Subitizing at a Glance

A girl practices subitizing with three applesWhat Is Subitizing?

Subitizing, like counting, helps us answer the question “how many?” Subitizing is different because it involves knowing “how many” without counting each item in a set.

“Subitize” means “suddenly.” People “just see” or “just hear” exactly how many. Children perceive small quantities even before they learn number words. Many scientists view subitizing as an unlearned, intuitive ability in humans and other animals, and find that—in the most basic sense—subitizing is limited to small quantities, like one, two, three, and maybe four items. Other researchers and educators define perceptual subitizing as learning to assign number words to these intuitive quantities. They define conceptual subitizing, such as “seeing” six in two groups of three, as a way to quantify larger quantities.

Why Is Learning About Subitizing Important?

Subitizing is an important and often neglected foundation in math for two reasons:

First, teachers’ awareness of this intuitive ability helps them appreciate that all children are mathematical thinkers. Why? Because subitizing is the first way children experience quantities—from birth.

Second, many math skills build on children’s ability to subitize. Even counting skills benefit from children developing perceptual subitizing early. Conceptual subitizing is one important way to understand addition.

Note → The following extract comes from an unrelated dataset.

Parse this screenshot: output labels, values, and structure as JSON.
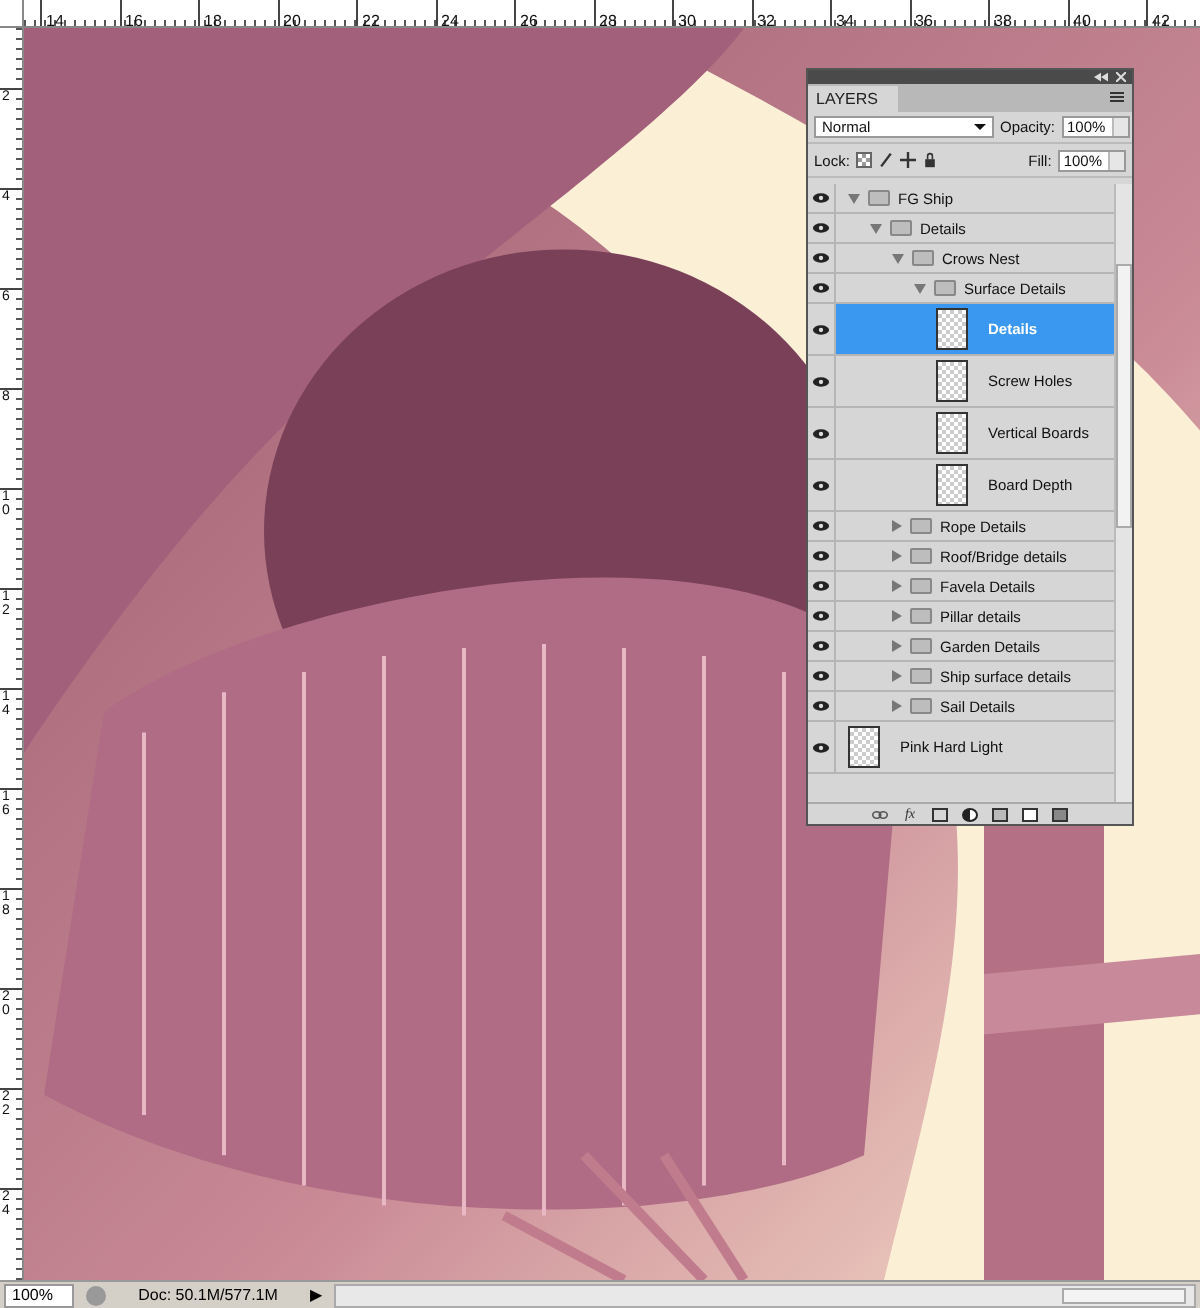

What Do Children Need to Know About Subitizing?

To build perceptual subitizing skills, children need to be able to connect their intuitive perception of specific small quantities to corresponding number words.

To extend perceptual subitizing to build conceptual subitizing, children need to be able to:

  • Recognize larger quantities by seeing the smaller sets that make them up, and
  • Quickly and implicitly combine the sets together into one quantity.

How Can We Help Children Learn Subitizing?

Talk About Subitizing Throughout the Day

Describe sets or groups of objects in the child’s world. Link specific number words to specific quantities, starting small and slowly building up to larger numbers.

Ideas for Exploring Subitizing During:

Guided Small Groups

Cookie Game: Children roll a die, see what number appears, and place that many chips on a pretend cookie. Although they might count, many children, especially with encouragement, will subitize the dice patterns.

Subitizing Practice: The teacher rolls a die and immediately hides it, and then asks children to Think-Pair-Share to tell each other the number they saw. As an extension, the teacher shows three or more groups, with only one of a different number than the others, for just two seconds and asks children which group is not like the others. Again, children Think-Pair-Share to tell each other which group was different.

Math Moments

Counting Clean-Up: Teachers intentionally use number words when making requests. For example, instead of saying, “Please put the rest of those blocks away,” say, “Please put those three blocks away.”

How Can We Support Learning About Counting at Home?

Teachers encourage parents to use number words meaningfully when describing or asking for something at home. This gives children opportunities to associate specific number words with corresponding quantities.